Peters turned up at the August “Cyber Symposium” hosted by MyPillow CEO and leading Trumpist election conspiracist Mike Lindell, and VICE News Tonight was there to document the scene, including a pretty nutso interview with Lindell:
Pro-Insurrection 2020 Check-in — Meet the Virginia state senator who gave a speech at the Jan. 6 Stop the Steal rally, praised rioters as “patriots,” supported calls for martial law to overturn the election, then played a key role in electing businessman Glenn Youngkin governor. She’s Amanda Chase, and she’s running for Congress.
American Radicals — Who exactly were those bedraggled Michigan guys who plotted to abduct, hog-tie, and execute Gov. Gretchen Whitmer? Journalist Nina Burleigh has this don’t-miss look into the militiamen who called themselves The Watchmen, how they got radicalized in a Facebook-fueled haze of anti-government Christianity, and how an informant with guts blew up the plot. When you read it, you’ll wonder how many more of these guys are out there waiting for the signal to strike.
Savior of the Republic… Pat Toomey? — If you don’t know who Pat Toomey is, don’t feel bad. He’s a not-super-famous GOP senator from Pennsylvania. And according to some new research, he’s the man who can convince Republicans the election wasn’t stolen.
Researchers at Stanford University wanted to see whether statements from “elite” political figures could knock people (especially Republicans) off the idea the 2020 election was stolen.
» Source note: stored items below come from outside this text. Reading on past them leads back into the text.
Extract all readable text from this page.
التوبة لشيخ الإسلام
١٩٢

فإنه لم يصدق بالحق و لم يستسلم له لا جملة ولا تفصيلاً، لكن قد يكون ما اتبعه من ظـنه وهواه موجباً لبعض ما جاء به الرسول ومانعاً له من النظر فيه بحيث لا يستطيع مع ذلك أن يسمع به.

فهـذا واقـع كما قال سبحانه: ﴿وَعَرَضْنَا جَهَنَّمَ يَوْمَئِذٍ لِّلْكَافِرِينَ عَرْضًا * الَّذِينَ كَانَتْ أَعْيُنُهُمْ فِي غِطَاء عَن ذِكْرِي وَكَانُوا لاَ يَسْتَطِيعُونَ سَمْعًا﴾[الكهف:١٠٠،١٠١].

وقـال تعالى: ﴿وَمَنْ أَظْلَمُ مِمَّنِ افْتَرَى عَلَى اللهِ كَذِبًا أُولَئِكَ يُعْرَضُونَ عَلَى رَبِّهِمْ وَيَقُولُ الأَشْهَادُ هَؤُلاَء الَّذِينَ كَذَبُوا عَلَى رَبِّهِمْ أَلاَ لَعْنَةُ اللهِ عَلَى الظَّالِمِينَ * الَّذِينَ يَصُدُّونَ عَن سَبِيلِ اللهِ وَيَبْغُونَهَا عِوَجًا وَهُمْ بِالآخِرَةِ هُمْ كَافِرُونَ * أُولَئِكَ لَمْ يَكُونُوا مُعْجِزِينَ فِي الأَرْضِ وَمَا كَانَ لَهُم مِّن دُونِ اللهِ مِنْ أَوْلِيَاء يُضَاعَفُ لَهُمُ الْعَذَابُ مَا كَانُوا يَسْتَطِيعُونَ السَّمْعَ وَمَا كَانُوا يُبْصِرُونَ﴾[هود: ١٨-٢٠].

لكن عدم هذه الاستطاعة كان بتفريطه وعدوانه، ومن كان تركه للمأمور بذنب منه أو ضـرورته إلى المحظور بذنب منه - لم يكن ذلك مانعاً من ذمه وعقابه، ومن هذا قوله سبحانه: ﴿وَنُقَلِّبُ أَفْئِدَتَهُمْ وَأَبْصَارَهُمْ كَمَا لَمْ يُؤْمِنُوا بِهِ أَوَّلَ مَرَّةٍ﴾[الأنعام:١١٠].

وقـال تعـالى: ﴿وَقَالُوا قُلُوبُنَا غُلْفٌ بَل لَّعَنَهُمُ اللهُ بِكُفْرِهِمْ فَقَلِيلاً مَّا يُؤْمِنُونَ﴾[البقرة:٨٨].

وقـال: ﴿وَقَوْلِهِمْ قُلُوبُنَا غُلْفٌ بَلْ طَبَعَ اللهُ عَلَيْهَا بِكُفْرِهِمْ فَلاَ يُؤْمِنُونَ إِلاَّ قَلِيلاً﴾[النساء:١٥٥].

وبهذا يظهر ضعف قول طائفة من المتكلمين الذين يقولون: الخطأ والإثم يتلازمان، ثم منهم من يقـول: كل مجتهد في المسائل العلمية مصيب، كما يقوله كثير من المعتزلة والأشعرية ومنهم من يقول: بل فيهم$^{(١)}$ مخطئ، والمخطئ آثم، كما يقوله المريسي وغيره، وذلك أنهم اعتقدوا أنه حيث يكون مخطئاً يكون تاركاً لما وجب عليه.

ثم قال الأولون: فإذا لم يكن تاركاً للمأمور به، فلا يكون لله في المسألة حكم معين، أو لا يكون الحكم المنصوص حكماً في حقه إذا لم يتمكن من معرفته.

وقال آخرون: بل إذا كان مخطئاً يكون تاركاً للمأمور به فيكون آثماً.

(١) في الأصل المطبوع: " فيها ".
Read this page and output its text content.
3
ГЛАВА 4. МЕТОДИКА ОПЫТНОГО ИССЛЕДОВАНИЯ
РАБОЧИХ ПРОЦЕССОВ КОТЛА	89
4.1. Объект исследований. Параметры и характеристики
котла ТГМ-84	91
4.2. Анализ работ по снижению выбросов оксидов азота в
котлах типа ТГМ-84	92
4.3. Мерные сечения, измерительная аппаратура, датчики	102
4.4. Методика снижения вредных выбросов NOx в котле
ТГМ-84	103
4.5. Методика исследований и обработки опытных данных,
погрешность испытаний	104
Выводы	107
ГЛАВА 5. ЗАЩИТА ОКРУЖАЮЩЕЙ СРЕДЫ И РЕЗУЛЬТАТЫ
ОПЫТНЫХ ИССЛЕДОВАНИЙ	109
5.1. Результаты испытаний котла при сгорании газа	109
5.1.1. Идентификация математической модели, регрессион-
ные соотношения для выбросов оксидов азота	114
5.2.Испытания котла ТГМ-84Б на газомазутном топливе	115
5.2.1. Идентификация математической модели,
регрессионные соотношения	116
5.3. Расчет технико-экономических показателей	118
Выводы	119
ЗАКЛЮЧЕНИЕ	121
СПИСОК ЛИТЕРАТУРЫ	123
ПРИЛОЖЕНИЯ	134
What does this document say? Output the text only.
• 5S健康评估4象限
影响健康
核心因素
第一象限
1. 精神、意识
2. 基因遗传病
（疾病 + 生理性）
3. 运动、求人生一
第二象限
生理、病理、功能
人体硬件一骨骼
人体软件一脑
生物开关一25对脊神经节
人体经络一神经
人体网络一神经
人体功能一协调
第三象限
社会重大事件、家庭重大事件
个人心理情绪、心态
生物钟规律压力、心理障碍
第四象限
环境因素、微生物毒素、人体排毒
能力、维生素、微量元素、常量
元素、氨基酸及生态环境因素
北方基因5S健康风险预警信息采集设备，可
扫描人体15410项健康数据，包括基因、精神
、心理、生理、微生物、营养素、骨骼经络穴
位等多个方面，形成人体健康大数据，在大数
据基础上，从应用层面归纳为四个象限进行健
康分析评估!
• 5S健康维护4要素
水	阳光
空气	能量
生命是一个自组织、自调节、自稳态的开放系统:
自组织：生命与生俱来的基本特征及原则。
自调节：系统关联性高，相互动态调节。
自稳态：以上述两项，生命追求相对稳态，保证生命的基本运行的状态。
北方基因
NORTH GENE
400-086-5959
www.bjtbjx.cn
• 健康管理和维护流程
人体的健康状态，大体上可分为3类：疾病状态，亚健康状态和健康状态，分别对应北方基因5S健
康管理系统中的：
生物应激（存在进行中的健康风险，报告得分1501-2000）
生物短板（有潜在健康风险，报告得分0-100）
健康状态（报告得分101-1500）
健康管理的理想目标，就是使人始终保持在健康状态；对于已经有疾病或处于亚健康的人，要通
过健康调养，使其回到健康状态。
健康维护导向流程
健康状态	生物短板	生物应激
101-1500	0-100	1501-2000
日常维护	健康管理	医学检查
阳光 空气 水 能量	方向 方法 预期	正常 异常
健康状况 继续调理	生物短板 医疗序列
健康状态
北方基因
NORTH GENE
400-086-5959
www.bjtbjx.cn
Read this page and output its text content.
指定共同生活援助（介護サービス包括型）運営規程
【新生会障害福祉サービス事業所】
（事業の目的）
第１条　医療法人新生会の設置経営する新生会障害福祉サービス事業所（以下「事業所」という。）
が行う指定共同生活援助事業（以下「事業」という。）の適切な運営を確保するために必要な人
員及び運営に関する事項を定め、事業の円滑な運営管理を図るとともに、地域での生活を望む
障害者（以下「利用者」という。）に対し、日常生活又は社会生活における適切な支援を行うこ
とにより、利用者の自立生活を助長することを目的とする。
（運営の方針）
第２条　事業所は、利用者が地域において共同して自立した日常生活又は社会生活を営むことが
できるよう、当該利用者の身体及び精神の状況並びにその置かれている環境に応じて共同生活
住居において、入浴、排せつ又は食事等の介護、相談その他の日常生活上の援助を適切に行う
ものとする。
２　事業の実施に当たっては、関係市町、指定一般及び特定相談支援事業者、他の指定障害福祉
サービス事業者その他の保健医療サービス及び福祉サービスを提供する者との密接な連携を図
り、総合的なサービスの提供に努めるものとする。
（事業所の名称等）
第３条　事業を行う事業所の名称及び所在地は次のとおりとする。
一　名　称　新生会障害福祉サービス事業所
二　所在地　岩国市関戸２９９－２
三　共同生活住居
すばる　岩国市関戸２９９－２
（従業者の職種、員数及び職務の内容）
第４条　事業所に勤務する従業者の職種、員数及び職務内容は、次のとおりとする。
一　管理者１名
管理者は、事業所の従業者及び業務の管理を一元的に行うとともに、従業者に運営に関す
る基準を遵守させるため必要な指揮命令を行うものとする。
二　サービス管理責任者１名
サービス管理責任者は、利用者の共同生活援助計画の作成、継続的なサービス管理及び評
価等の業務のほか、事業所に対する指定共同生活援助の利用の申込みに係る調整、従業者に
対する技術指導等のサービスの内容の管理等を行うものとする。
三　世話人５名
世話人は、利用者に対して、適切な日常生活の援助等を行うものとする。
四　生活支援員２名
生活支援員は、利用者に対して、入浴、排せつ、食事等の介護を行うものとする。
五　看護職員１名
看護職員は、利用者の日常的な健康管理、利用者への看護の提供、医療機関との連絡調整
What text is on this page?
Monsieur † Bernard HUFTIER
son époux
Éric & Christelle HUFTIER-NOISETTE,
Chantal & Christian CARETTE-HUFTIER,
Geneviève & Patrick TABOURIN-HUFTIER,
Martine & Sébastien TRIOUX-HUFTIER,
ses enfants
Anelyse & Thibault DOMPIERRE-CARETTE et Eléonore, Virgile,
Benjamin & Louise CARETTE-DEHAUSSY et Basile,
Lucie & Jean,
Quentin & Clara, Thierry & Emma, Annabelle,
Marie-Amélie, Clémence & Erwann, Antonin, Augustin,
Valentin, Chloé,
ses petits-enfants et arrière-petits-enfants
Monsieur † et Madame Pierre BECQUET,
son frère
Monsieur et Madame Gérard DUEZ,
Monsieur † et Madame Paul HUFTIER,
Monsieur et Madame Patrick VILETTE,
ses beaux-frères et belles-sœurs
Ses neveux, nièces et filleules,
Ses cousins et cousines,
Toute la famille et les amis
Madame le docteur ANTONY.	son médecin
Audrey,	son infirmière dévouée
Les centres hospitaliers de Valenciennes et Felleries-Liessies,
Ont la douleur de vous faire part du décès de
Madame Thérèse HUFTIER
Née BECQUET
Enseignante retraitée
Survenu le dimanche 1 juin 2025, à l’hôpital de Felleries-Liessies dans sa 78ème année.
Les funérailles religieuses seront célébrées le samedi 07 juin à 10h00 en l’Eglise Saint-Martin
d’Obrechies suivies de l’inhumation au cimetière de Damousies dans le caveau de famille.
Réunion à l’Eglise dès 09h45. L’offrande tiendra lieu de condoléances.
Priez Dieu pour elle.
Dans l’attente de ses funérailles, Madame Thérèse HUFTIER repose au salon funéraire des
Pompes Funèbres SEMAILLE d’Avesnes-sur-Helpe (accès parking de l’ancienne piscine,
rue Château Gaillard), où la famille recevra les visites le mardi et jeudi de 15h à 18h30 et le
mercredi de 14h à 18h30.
They showed subjects a bunch of clips of Republicans and Democrats stating that the election was secure, and, it turns out, a significant number of Republicans actually responded. One of the guys who worked: Pat Toomey.
It’s good news, according to the researchers, because it suggests GOP elites can sway public opinion against Big Lie BS. Aaaaand here’s the problem: This stuff worked under laboratory conditions, but in the real world, Toomey is retiring from the Senate, after years getting trashed by Trump. So much for our experimental heroes.
An Election Plotter on the Election Board — You know the one where the bank robber is put in charge of vault security? A lawyer who’s on tape trying to help Trump muscle Georgia officials into stealing the 2020 election was appointed to a federal election integrity advisory committee, it was reported this week. Attorney Cleta Mitchell got named to the Board of Advisors for the federal Election Assistance Commission, which makes recommendations on election security and best practices.
Mitchell was on the line when Trump called Georgia Secretary of State Brad Raffensperger on Jan. 2, trying to get Raffensperger to overturn Biden’s win in Georgia. She can be heard tossing out a lot of theories at the official, trying to get him to decertify election results. Mitchell was appointed back in August, but no one noticed until she joined the board earlier this month.